Born into a family of Bordeaux wine-growers, Jacques and Francois Lurton are determined to show that Argentinian
grapes, when disciplined by French methods, can produce wines
that have the quality of their European counterparts, but with added zip and zest from those dry sierras. Their Pinot Gris is a remarkable transplant, with apricot flavours and a crisp attack, lacking the mellow harmonies of the Alsatian version, but for that very reason able to offer a sharp rebuke to our plate of fatty bacon. The Bonarda is ripe and refreshing, full of sunlight, an excellent antidote to the thought of our waterlogged fields and lost harvests.

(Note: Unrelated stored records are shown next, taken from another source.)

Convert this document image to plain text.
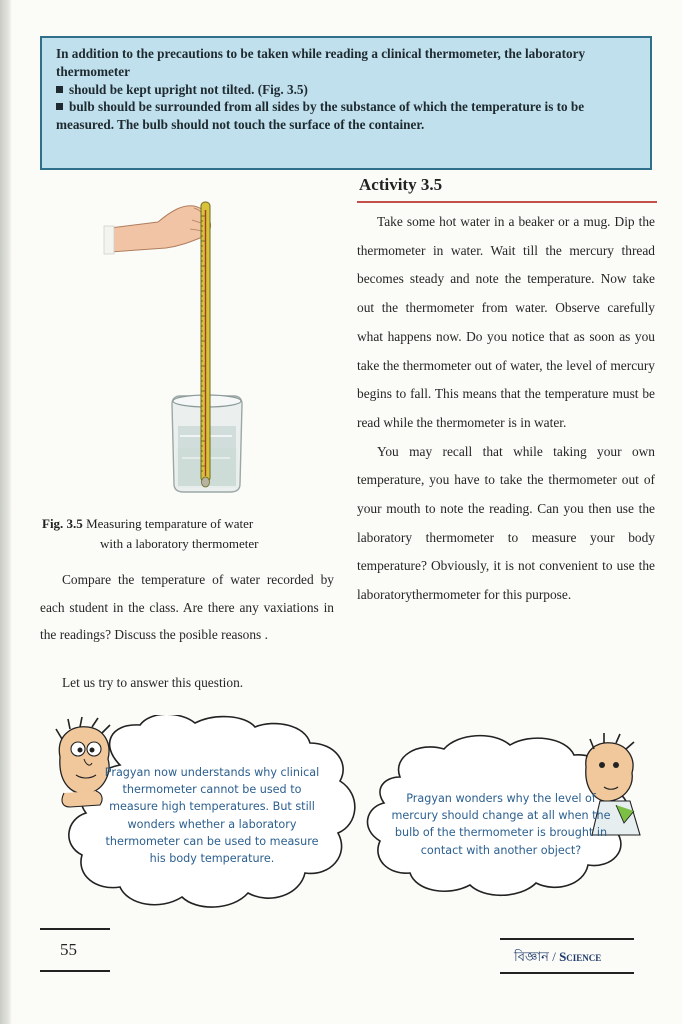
In addition to the precautions to be taken while reading a clinical thermometer, the laboratory thermometer

should be kept upright not tilted. (Fig. 3.5)

bulb should be surrounded from all sides by the substance of which the temperature is to be measured. The bulb should not touch the surface of the container.

Activity 3.5

Take some hot water in a beaker or a mug. Dip the thermometer in water. Wait till the mercury thread becomes steady and note the temperature. Now take out the thermometer from water. Observe carefully what happens now. Do you notice that as soon as you take the thermometer out of water, the level of mercury begins to fall. This means that the temperature must be read while the thermometer is in water.

You may recall that while taking your own temperature, you have to take the thermometer out of your mouth to note the reading. Can you then use the laboratory thermometer to measure your body temperature? Obviously, it is not convenient to use the laboratorythermometer for this purpose.

Fig. 3.5 Measuring temparature of water
with a laboratory thermometer

Compare the temperature of water recorded by each student in the class. Are there any vaxiations in the readings? Discuss the posible reasons .

Let us try to answer this question.
Pragyan now understands why clinical thermometer cannot be used to measure high temperatures. But still wonders whether a laboratory thermometer can be used to measure his body temperature.
Pragyan wonders why the level of mercury should change at all when the bulb of the thermometer is brought in contact with another object?
55	বিজ্ঞান / Science
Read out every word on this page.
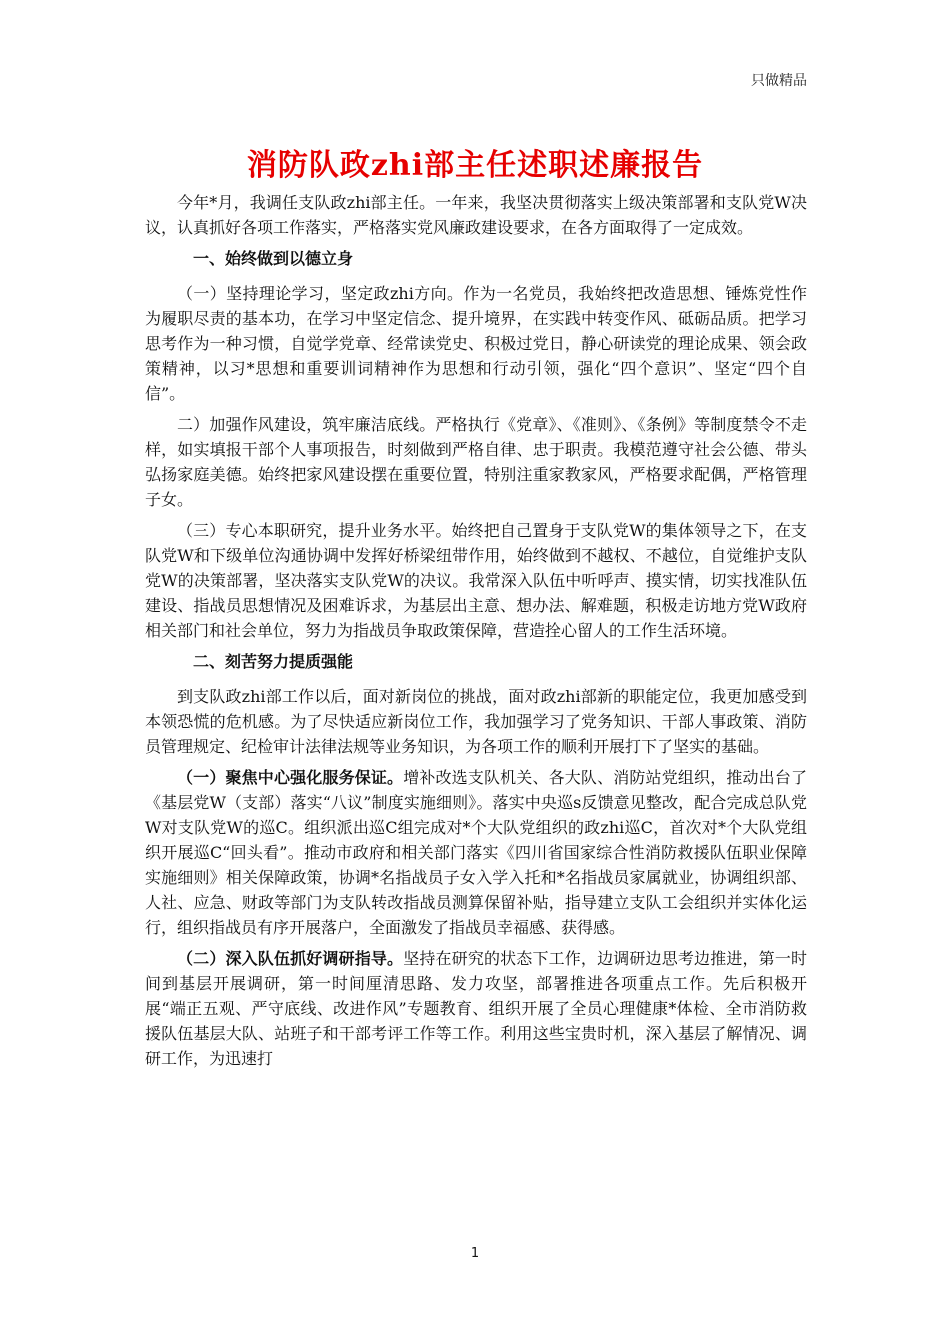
只做精品
消防队政zhi部主任述职述廉报告

今年*月，我调任支队政zhi部主任。一年来，我坚决贯彻落实上级决策部署和支队党W决议，认真抓好各项工作落实，严格落实党风廉政建设要求，在各方面取得了一定成效。

一、始终做到以德立身

（一）坚持理论学习，坚定政zhi方向。作为一名党员，我始终把改造思想、锤炼党性作为履职尽责的基本功，在学习中坚定信念、提升境界，在实践中转变作风、砥砺品质。把学习思考作为一种习惯，自觉学党章、经常读党史、积极过党日，静心研读党的理论成果、领会政策精神，以习*思想和重要训词精神作为思想和行动引领，强化“四个意识”、坚定“四个自信”。

二）加强作风建设，筑牢廉洁底线。严格执行《党章》、《准则》、《条例》等制度禁令不走样，如实填报干部个人事项报告，时刻做到严格自律、忠于职责。我模范遵守社会公德、带头弘扬家庭美德。始终把家风建设摆在重要位置，特别注重家教家风，严格要求配偶，严格管理子女。

（三）专心本职研究，提升业务水平。始终把自己置身于支队党W的集体领导之下，在支队党W和下级单位沟通协调中发挥好桥梁纽带作用，始终做到不越权、不越位，自觉维护支队党W的决策部署，坚决落实支队党W的决议。我常深入队伍中听呼声、摸实情，切实找准队伍建设、指战员思想情况及困难诉求，为基层出主意、想办法、解难题，积极走访地方党W政府相关部门和社会单位，努力为指战员争取政策保障，营造拴心留人的工作生活环境。

二、刻苦努力提质强能

到支队政zhi部工作以后，面对新岗位的挑战，面对政zhi部新的职能定位，我更加感受到本领恐慌的危机感。为了尽快适应新岗位工作，我加强学习了党务知识、干部人事政策、消防员管理规定、纪检审计法律法规等业务知识，为各项工作的顺利开展打下了坚实的基础。

（一）聚焦中心强化服务保证。增补改选支队机关、各大队、消防站党组织，推动出台了《基层党W（支部）落实“八议”制度实施细则》。落实中央巡s反馈意见整改，配合完成总队党W对支队党W的巡C。组织派出巡C组完成对*个大队党组织的政zhi巡C，首次对*个大队党组织开展巡C“回头看”。推动市政府和相关部门落实《四川省国家综合性消防救援队伍职业保障实施细则》相关保障政策，协调*名指战员子女入学入托和*名指战员家属就业，协调组织部、人社、应急、财政等部门为支队转改指战员测算保留补贴，指导建立支队工会组织并实体化运行，组织指战员有序开展落户，全面激发了指战员幸福感、获得感。

（二）深入队伍抓好调研指导。坚持在研究的状态下工作，边调研边思考边推进，第一时间到基层开展调研，第一时间厘清思路、发力攻坚，部署推进各项重点工作。先后积极开展“端正五观、严守底线、改进作风”专题教育、组织开展了全员心理健康*体检、全市消防救援队伍基层大队、站班子和干部考评工作等工作。利用这些宝贵时机，深入基层了解情况、调研工作，为迅速打

1
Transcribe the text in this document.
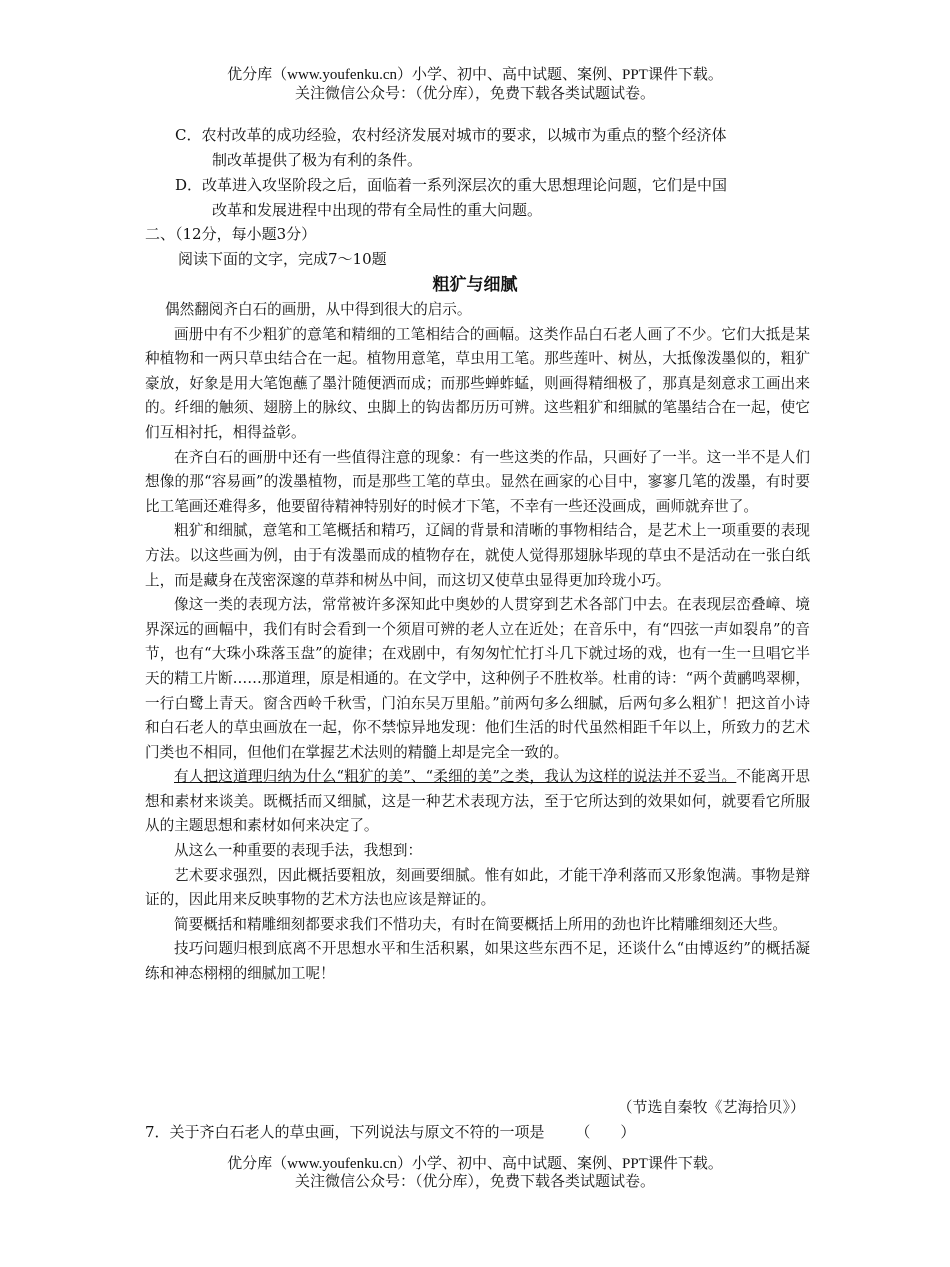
优分库（www.youfenku.cn）小学、初中、高中试题、案例、PPT课件下载。
关注微信公众号：（优分库），免费下载各类试题试卷。
C．农村改革的成功经验，农村经济发展对城市的要求，以城市为重点的整个经济体
制改革提供了极为有利的条件。
D．改革进入攻坚阶段之后，面临着一系列深层次的重大思想理论问题，它们是中国
改革和发展进程中出现的带有全局性的重大问题。
二、（12分，每小题3分）
阅读下面的文字，完成7～10题
粗犷与细腻

偶然翻阅齐白石的画册，从中得到很大的启示。

画册中有不少粗犷的意笔和精细的工笔相结合的画幅。这类作品白石老人画了不少。它们大抵是某种植物和一两只草虫结合在一起。植物用意笔，草虫用工笔。那些莲叶、树丛，大抵像泼墨似的，粗犷豪放，好象是用大笔饱蘸了墨汁随便洒而成；而那些蝉蚱蜢，则画得精细极了，那真是刻意求工画出来的。纤细的触须、翅膀上的脉纹、虫脚上的钩齿都历历可辨。这些粗犷和细腻的笔墨结合在一起，使它们互相衬托，相得益彰。

在齐白石的画册中还有一些值得注意的现象：有一些这类的作品，只画好了一半。这一半不是人们想像的那“容易画”的泼墨植物，而是那些工笔的草虫。显然在画家的心目中，寥寥几笔的泼墨，有时要比工笔画还难得多，他要留待精神特别好的时候才下笔，不幸有一些还没画成，画师就弃世了。

粗犷和细腻，意笔和工笔概括和精巧，辽阔的背景和清晰的事物相结合，是艺术上一项重要的表现方法。以这些画为例，由于有泼墨而成的植物存在，就使人觉得那翅脉毕现的草虫不是活动在一张白纸上，而是藏身在茂密深邃的草莽和树丛中间，而这切又使草虫显得更加玲珑小巧。

像这一类的表现方法，常常被许多深知此中奥妙的人贯穿到艺术各部门中去。在表现层峦叠嶂、境界深远的画幅中，我们有时会看到一个须眉可辨的老人立在近处；在音乐中，有“四弦一声如裂帛”的音节，也有“大珠小珠落玉盘”的旋律；在戏剧中，有匆匆忙忙打斗几下就过场的戏，也有一生一旦唱它半天的精工片断……那道理，原是相通的。在文学中，这种例子不胜枚举。杜甫的诗：“两个黄鹂鸣翠柳，一行白鹭上青天。窗含西岭千秋雪，门泊东吴万里船。”前两句多么细腻，后两句多么粗犷！把这首小诗和白石老人的草虫画放在一起，你不禁惊异地发现：他们生活的时代虽然相距千年以上，所致力的艺术门类也不相同，但他们在掌握艺术法则的精髓上却是完全一致的。

有人把这道理归纳为什么“粗犷的美”、“柔细的美”之类，我认为这样的说法并不妥当。不能离开思想和素材来谈美。既概括而又细腻，这是一种艺术表现方法，至于它所达到的效果如何，就要看它所服从的主题思想和素材如何来决定了。

从这么一种重要的表现手法，我想到：

艺术要求强烈，因此概括要粗放，刻画要细腻。惟有如此，才能干净利落而又形象饱满。事物是辩证的，因此用来反映事物的艺术方法也应该是辩证的。

简要概括和精雕细刻都要求我们不惜功夫，有时在简要概括上所用的劲也许比精雕细刻还大些。

技巧问题归根到底离不开思想水平和生活积累，如果这些东西不足，还谈什么“由博返约”的概括凝练和神态栩栩的细腻加工呢！

（节选自秦牧《艺海拾贝》）
7．关于齐白石老人的草虫画，下列说法与原文不符的一项是 （ ）
优分库（www.youfenku.cn）小学、初中、高中试题、案例、PPT课件下载。
关注微信公众号：（优分库），免费下载各类试题试卷。
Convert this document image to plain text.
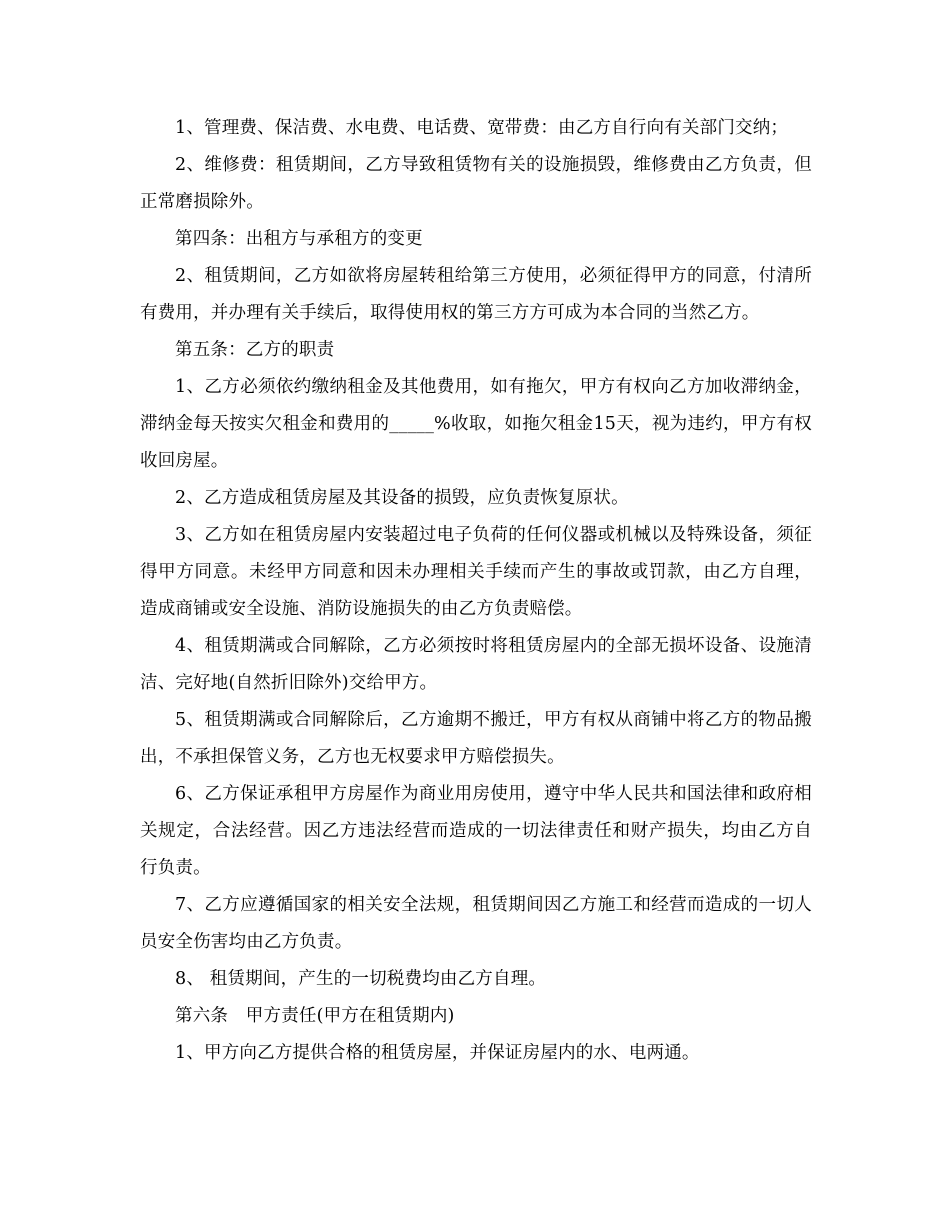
1、管理费、保洁费、水电费、电话费、宽带费：由乙方自行向有关部门交纳；

2、维修费：租赁期间，乙方导致租赁物有关的设施损毁，维修费由乙方负责，但正常磨损除外。

第四条：出租方与承租方的变更

2、租赁期间，乙方如欲将房屋转租给第三方使用，必须征得甲方的同意，付清所有费用，并办理有关手续后，取得使用权的第三方方可成为本合同的当然乙方。

第五条：乙方的职责

1、乙方必须依约缴纳租金及其他费用，如有拖欠，甲方有权向乙方加收滞纳金，滞纳金每天按实欠租金和费用的_____%收取，如拖欠租金15天，视为违约，甲方有权收回房屋。

2、乙方造成租赁房屋及其设备的损毁，应负责恢复原状。

3、乙方如在租赁房屋内安装超过电子负荷的任何仪器或机械以及特殊设备，须征得甲方同意。未经甲方同意和因未办理相关手续而产生的事故或罚款，由乙方自理，造成商铺或安全设施、消防设施损失的由乙方负责赔偿。

4、租赁期满或合同解除，乙方必须按时将租赁房屋内的全部无损坏设备、设施清洁、完好地(自然折旧除外)交给甲方。

5、租赁期满或合同解除后，乙方逾期不搬迁，甲方有权从商铺中将乙方的物品搬出，不承担保管义务，乙方也无权要求甲方赔偿损失。

6、乙方保证承租甲方房屋作为商业用房使用，遵守中华人民共和国法律和政府相关规定，合法经营。因乙方违法经营而造成的一切法律责任和财产损失，均由乙方自行负责。

7、乙方应遵循国家的相关安全法规，租赁期间因乙方施工和经营而造成的一切人员安全伤害均由乙方负责。

8、 租赁期间，产生的一切税费均由乙方自理。

第六条　甲方责任(甲方在租赁期内)

1、甲方向乙方提供合格的租赁房屋，并保证房屋内的水、电两通。
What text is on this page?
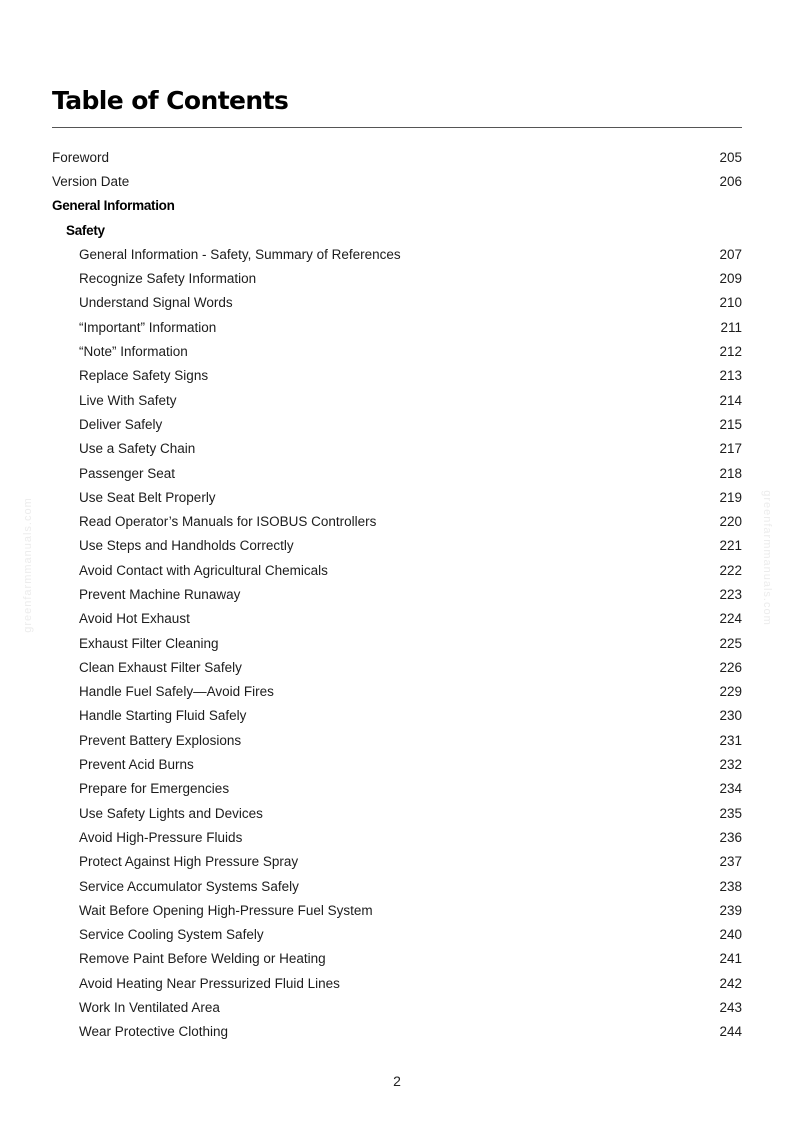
Table of Contents
Foreword	205
Version Date	206
General Information
Safety
General Information - Safety, Summary of References	207
Recognize Safety Information	209
Understand Signal Words	210
“Important” Information	211
“Note” Information	212
Replace Safety Signs	213
Live With Safety	214
Deliver Safely	215
Use a Safety Chain	217
Passenger Seat	218
Use Seat Belt Properly	219
Read Operator’s Manuals for ISOBUS Controllers	220
Use Steps and Handholds Correctly	221
Avoid Contact with Agricultural Chemicals	222
Prevent Machine Runaway	223
Avoid Hot Exhaust	224
Exhaust Filter Cleaning	225
Clean Exhaust Filter Safely	226
Handle Fuel Safely—Avoid Fires	229
Handle Starting Fluid Safely	230
Prevent Battery Explosions	231
Prevent Acid Burns	232
Prepare for Emergencies	234
Use Safety Lights and Devices	235
Avoid High-Pressure Fluids	236
Protect Against High Pressure Spray	237
Service Accumulator Systems Safely	238
Wait Before Opening High-Pressure Fuel System	239
Service Cooling System Safely	240
Remove Paint Before Welding or Heating	241
Avoid Heating Near Pressurized Fluid Lines	242
Work In Ventilated Area	243
Wear Protective Clothing	244
greenfarmmanuals.com	greenfarmmanuals.com
2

We drank it with Sam the horse, snatching a last glimpse of summer through the veil of rain and tears.
The two Tierra del Fuego wines are blends, the red using Sangiovese, Bonarda and Malbec, the Chenin Blanc using Torrontes and Furmint. The idea of blending Italy, France,
Spain and Hungary reflects the evolution of Argentinian society,
populated over the past two centuries by members of every European elite. The wines themselves, however, have a fresh and easy-drinking quality that is more Argentinian than European, and they show just what Argentina can achieve when the French take over. Maybe they should take over the Falklands, too.